S’ensuivit un bruit de lutte, puis le son distinct d’une gifle, un claquement de porte, et les pas rapides de la jeune femme s’éloignant.

« Bien joué, gamine ! », s’amusa mentalement Mikhaïl. « Il l’a bien mérité, ce vieux dragueur chauve. Alors comme ça, il vient tôt au travail pour jouer les Casanova ? » Cette pensée, que l’adjoint avait reçu une gifle de Léra, remplit Mikhaïl d’une joie presque enfantine et d’un soudain désir de protéger la jeune femme.

 

Cependant, deux jours plus tard, la situation prit une tournure totalement inattendue. Anatoli Vassilievitch fit irruption dans le bureau de Mikhaïl, un document à la main, l’air sombre et déterminé. Il déposa le papier sur le bureau du directeur.

— Qu’est-ce que c’est ? — demanda Mikhaïl, intrigué.

— Une note de service, — répondit Anatoli d’un ton glacial. — Je l’ai enregistrée auprès de la secrétaire.

— Pourquoi faire ?

— Pour qu’on ne puisse pas l’ignorer ou la mettre sous le tapis. Des vols d’argent ont été signalés parmi le personnel. Cela ne s’était jamais produit auparavant. Les noms des employés concernés sont indiqués. Je demande qu’une enquête soit menée sur les nouveaux employés pour identifier le coupable. J’ai personnellement des soupçons sur la nouvelle femme de ménage. Elle est la seule à avoir une telle liberté de mouvement dans le bureau. Ces incidents ont commencé après son arrivée.

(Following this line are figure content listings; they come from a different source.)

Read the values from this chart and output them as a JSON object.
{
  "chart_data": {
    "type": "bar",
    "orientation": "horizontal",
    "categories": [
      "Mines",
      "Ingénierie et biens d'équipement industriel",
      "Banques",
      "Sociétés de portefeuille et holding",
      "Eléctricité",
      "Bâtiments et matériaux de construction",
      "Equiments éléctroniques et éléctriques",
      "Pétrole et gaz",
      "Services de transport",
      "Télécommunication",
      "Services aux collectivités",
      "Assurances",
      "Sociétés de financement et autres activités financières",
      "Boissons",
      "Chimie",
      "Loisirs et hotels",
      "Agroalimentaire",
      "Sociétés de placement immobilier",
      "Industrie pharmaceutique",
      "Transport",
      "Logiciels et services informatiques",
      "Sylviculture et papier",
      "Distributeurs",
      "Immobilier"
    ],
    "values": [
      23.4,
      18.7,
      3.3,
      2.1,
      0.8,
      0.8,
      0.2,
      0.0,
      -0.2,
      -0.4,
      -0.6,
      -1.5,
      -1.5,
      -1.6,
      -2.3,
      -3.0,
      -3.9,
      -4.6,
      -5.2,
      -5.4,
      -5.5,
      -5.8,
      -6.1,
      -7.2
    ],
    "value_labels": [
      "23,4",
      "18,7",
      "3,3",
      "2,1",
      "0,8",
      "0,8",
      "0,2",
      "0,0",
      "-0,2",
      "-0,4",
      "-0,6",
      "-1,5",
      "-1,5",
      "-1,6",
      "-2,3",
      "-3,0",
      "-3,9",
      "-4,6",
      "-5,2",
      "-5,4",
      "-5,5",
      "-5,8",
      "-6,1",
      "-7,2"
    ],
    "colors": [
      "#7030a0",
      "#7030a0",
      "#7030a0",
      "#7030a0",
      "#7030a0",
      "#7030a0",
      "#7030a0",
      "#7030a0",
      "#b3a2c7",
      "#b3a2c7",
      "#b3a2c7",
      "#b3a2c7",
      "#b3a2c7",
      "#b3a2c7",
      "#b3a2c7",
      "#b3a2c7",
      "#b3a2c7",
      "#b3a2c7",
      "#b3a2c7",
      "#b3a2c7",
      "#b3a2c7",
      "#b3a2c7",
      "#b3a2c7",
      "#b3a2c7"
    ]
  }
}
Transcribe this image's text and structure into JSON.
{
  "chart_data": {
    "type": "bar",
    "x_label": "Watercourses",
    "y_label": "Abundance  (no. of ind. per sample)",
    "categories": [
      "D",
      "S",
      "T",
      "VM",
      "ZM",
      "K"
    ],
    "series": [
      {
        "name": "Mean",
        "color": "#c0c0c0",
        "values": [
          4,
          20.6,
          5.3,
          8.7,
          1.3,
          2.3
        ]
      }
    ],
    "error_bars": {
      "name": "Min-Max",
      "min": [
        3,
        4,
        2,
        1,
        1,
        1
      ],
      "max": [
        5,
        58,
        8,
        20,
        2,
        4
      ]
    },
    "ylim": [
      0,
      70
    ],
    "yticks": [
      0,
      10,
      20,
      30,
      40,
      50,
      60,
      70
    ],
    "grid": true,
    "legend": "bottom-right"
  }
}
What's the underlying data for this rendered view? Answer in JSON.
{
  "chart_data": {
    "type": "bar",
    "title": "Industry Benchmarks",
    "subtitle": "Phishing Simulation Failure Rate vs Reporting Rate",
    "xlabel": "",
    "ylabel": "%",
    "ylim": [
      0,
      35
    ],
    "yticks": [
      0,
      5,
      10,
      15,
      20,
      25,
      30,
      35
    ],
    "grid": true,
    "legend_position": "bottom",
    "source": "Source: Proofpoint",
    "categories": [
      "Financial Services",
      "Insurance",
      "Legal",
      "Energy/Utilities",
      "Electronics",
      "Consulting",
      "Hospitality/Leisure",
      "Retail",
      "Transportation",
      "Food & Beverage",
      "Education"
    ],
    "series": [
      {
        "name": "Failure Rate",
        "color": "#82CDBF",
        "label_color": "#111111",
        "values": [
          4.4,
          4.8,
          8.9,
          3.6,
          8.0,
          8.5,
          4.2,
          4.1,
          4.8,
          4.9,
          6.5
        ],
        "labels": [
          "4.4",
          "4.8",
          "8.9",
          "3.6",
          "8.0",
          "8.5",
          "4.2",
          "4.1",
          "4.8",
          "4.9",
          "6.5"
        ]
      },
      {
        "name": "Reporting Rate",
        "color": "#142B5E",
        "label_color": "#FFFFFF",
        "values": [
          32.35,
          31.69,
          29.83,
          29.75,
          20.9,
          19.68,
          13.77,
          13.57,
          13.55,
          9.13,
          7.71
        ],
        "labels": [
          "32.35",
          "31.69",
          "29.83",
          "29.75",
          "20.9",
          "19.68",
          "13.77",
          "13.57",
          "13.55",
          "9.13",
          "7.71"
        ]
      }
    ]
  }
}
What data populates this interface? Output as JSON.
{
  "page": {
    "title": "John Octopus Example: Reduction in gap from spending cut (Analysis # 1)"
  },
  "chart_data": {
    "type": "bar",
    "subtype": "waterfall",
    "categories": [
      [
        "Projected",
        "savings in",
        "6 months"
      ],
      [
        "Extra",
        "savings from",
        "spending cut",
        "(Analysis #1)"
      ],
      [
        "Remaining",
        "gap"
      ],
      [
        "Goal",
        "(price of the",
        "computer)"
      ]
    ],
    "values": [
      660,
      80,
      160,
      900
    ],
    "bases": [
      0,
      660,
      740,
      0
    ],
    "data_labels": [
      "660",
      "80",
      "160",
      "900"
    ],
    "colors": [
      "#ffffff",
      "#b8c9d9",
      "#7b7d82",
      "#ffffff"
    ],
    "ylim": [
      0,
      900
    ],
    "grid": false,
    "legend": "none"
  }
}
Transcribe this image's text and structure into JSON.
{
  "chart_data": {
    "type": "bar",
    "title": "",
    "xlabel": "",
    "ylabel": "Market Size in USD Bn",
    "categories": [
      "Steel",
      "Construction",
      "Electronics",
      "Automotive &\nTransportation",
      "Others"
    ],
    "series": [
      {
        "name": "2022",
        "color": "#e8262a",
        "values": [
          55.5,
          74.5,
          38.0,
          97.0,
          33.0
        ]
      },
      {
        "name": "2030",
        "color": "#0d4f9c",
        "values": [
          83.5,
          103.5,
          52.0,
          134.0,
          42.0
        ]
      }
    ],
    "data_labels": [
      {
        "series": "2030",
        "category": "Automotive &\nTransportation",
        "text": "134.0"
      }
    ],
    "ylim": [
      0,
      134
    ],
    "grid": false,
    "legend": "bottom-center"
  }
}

Sur ces mots, Anatoli se leva et quitta la pièce avec un air triomphant. Mikhaïl, frustré, faillit briser son stylo plume. « Sacré filou, il a trouvé le moyen de lui nuire ! Et il sait très bien que je ne peux pas ignorer ces accusations. Bon, il va falloir enquêter. Si Léra est coupable, il faudra agir, mais si elle ne l’est pas… Oh, pourvu qu’elle ne soit pas impliquée ! »

 

Appelant le chef de la sécurité, Mikhaïl ordonna l’installation de caméras supplémentaires dans les locaux et demanda à ce que toutes les vidéos soient visionnées. Il exigea que les enregistrements de son propre bureau lui soient envoyés directement. Ensuite, il convoqua individuellement les employés concernés et confirma que les vols avaient bien eu lieu. Resté seul, il se retrouva plongé dans des sentiments contradictoires. D’un côté, il était possible qu’Anatoli ait simplement voulu se venger de la nouvelle employée. Mais dans ce cas, qui était le coupable ? Aucun nouvel employé n’avait été embauché récemment. Sous la direction de son père, de tels incidents n’étaient jamais survenus. « Oh, pourvu que ce ne soit pas elle… Une fille aussi bien, ou alors je ne comprends vraiment rien aux gens ! »

Après mûre réflexion, Mikhaïl trouva une idée : il allait tendre un piège.